Gazeteye konuşan bir kaynak, “Şu anda odak noktası Morag Koridoru değil, Refah bölgesindeki İsrail varlığıdır. Bu, mevcut tartışmalarda odak noktası olan konu” ifadelerini kullandı.

Kahire el-İhbariyye televizyon kanalı dün erken saatlerde, Mısır ve Katar'ın arabuluculuk çabaları ve Gazze Şeridi'ndeki ateşkes müzakerelerinde anlaşmazlık konusu olan maddeler üzerinde bir çözüme yaklaşıldığı konusunda iyimserlik olduğunu duyurdu.

İsrail, şu anda tartışılan 60 günlük ateşkes süresince Gazze Şeridi'ndeki varlığını önemli ölçüde azaltmayı kabul etti. Arap bir diplomat ve arabuluculuk çabalarına katılan bir kaynak, Times of Israel gazetesine verdikleri demeçte, bu tavır değişikliğinin önümüzdeki günlerde bir anlaşmaya varılmasına kapı açtığını ifade etti.

Kaynaklar, ABD'nin Ortadoğu Özel Temsilcisi Steve Witkoff'un baskısı üzerine İsrail'in, ateşkes süresince Gazze Şeridi'nden kısmi çekilme konusunda en katı taleplerinden vazgeçmeyi kabul ettiğini belirtti. Kaynaklar, Witkoff'un baskısı sayesinde İsrail'in sunduğu yeni haritalarda, İsrail ordusunun Gazze Şeridi'nin güneyindeki Refah ve Han Yunus şehirlerini ayıran Morag Koridoru’nda kalmasının öngörülmediğini de bildirdi.

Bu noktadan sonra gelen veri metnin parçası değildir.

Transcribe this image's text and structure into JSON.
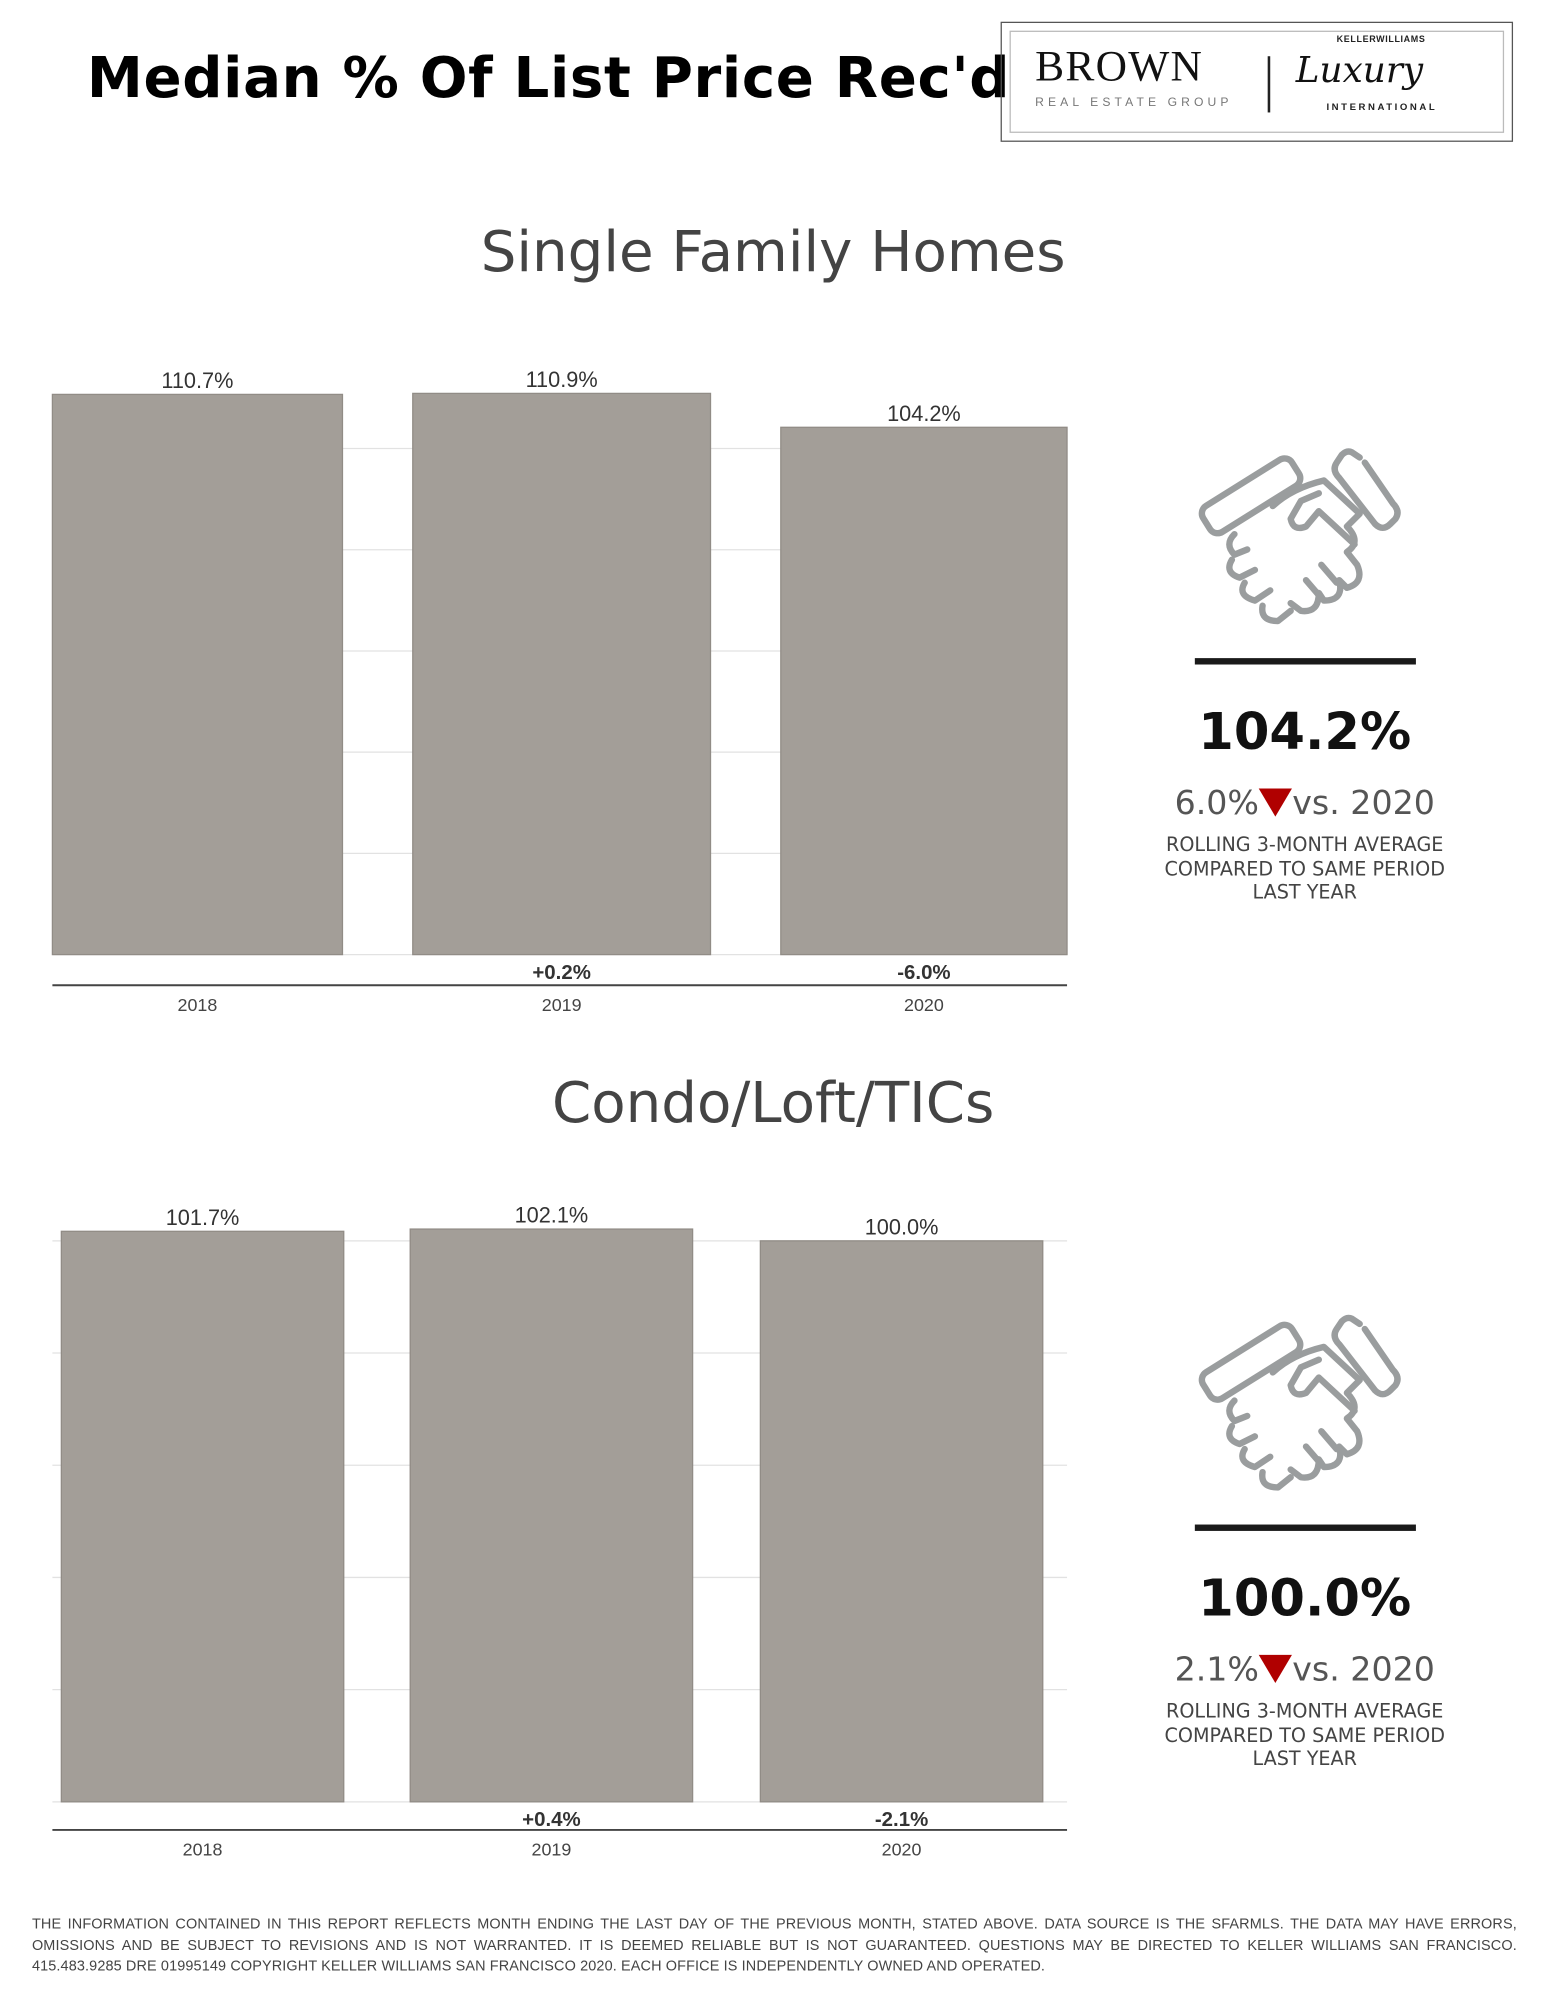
{
  "header": {
    "title": "Median % Of List Price Rec'd"
  },
  "logo": {
    "brand": "BROWN",
    "subtitle": "REAL ESTATE GROUP",
    "partner_top": "KELLERWILLIAMS",
    "partner_script": "Luxury",
    "partner_bottom": "INTERNATIONAL"
  },
  "colors": {
    "bar": "#a39e98",
    "down_arrow": "#b00000",
    "gridline": "#e2e2e2"
  },
  "sections": [
    {
      "title": "Single Family Homes",
      "summary": {
        "icon": "handshake-icon",
        "value": "104.2%",
        "change": "6.0%",
        "direction": "down",
        "comparison": "vs. 2020",
        "note_lines": [
          "ROLLING 3-MONTH AVERAGE",
          "COMPARED TO SAME PERIOD",
          "LAST YEAR"
        ]
      }
    },
    {
      "title": "Condo/Loft/TICs",
      "summary": {
        "icon": "handshake-icon",
        "value": "100.0%",
        "change": "2.1%",
        "direction": "down",
        "comparison": "vs. 2020",
        "note_lines": [
          "ROLLING 3-MONTH AVERAGE",
          "COMPARED TO SAME PERIOD",
          "LAST YEAR"
        ]
      }
    }
  ],
  "chart_data": [
    {
      "type": "bar",
      "title": "Single Family Homes",
      "categories": [
        "2018",
        "2019",
        "2020"
      ],
      "values": [
        110.7,
        110.9,
        104.2
      ],
      "value_labels": [
        "110.7%",
        "110.9%",
        "104.2%"
      ],
      "change_labels": [
        "",
        "+0.2%",
        "-6.0%"
      ],
      "ylim": [
        0,
        100
      ],
      "grid": true,
      "gridline_step": 20
    },
    {
      "type": "bar",
      "title": "Condo/Loft/TICs",
      "categories": [
        "2018",
        "2019",
        "2020"
      ],
      "values": [
        101.7,
        102.1,
        100.0
      ],
      "value_labels": [
        "101.7%",
        "102.1%",
        "100.0%"
      ],
      "change_labels": [
        "",
        "+0.4%",
        "-2.1%"
      ],
      "ylim": [
        0,
        100
      ],
      "grid": true,
      "gridline_step": 20
    }
  ],
  "footer": {
    "text": "THE INFORMATION CONTAINED IN THIS REPORT REFLECTS MONTH ENDING THE LAST DAY OF THE PREVIOUS MONTH, STATED ABOVE. DATA SOURCE IS THE SFARMLS. THE DATA MAY HAVE ERRORS, OMISSIONS AND BE SUBJECT TO REVISIONS AND IS NOT WARRANTED. IT IS DEEMED RELIABLE BUT IS NOT GUARANTEED. QUESTIONS MAY BE DIRECTED TO KELLER WILLIAMS SAN FRANCISCO. 415.483.9285 DRE 01995149 COPYRIGHT KELLER WILLIAMS SAN FRANCISCO 2020. EACH OFFICE IS INDEPENDENTLY OWNED AND OPERATED."
  }
}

İsrail ayrıca, Gazze Şeridi sakinlerinin bir araya getirilip güvenlik taramasından geçirileceği ve bölgeden ayrılmalarının engelleneceği tartışmalı bir ‘insani yardım şehri’ kurmayı umduğu Refah'taki varlığını azaltmayı da kabul etti.

Arap diplomat, İsrail'in Gazze Şeridi'nden çekilme konusundaki güncellenmiş önerisinin, İsrail'in ‘insani yardım şehri’ planını uygulama yeteneğini engelleyeceğini söylüyor.

Müzakerelere katılan kaynağa göre, arabulucular şu anda Doha'da Hamas müzakerecileriyle bir araya gelerek İsrail'in en son haritalarını inceliyorlar. Kaynak, bu haritaların Hamas'ın İsrail ordusunun 2 Mart'ta önceki ateşkesin çökmesinden önce işgal ettiği konumlara çekilmesi talebiyle büyük ölçüde uyumlu olduğunu belirtti.

Bu arada Hamas, İsrail'in kalıcı ateşkes taahhüdü talebinden vazgeçmeye hazır olduğunu; bunun karşılığında ABD Başkanı Donald Trump'ın, taraflar kalıcı ateşkes konusunda anlaşmaya varana kadar ateşkesin devam edeceğini kişisel olarak garanti etmesini istedi.

Hamas'ın kalıcı ateşkes talebinden vazgeçmesi ve İsrail'in geri çekilme kapsamından taviz vermesi ile arabulucular, Doha'da devam eden görüşmelerdeki en zorlu engellerin aşıldığına inanıyor. Bununla birlikte, Arap diplomat, tarafların insani yardım dağıtım mekanizmaları ve iki aylık ateşkes süresince serbest bırakılacak Filistinli mahkûmların sayısı ve kimlikleri konusunda anlaşmaya varmaları gerektiğini belirtiyor. Buna karşılık, on İsrailli esir canlı olarak serbest bırakılacak ve öldürülen on sekiz esirin cesetleri teslim edilecek.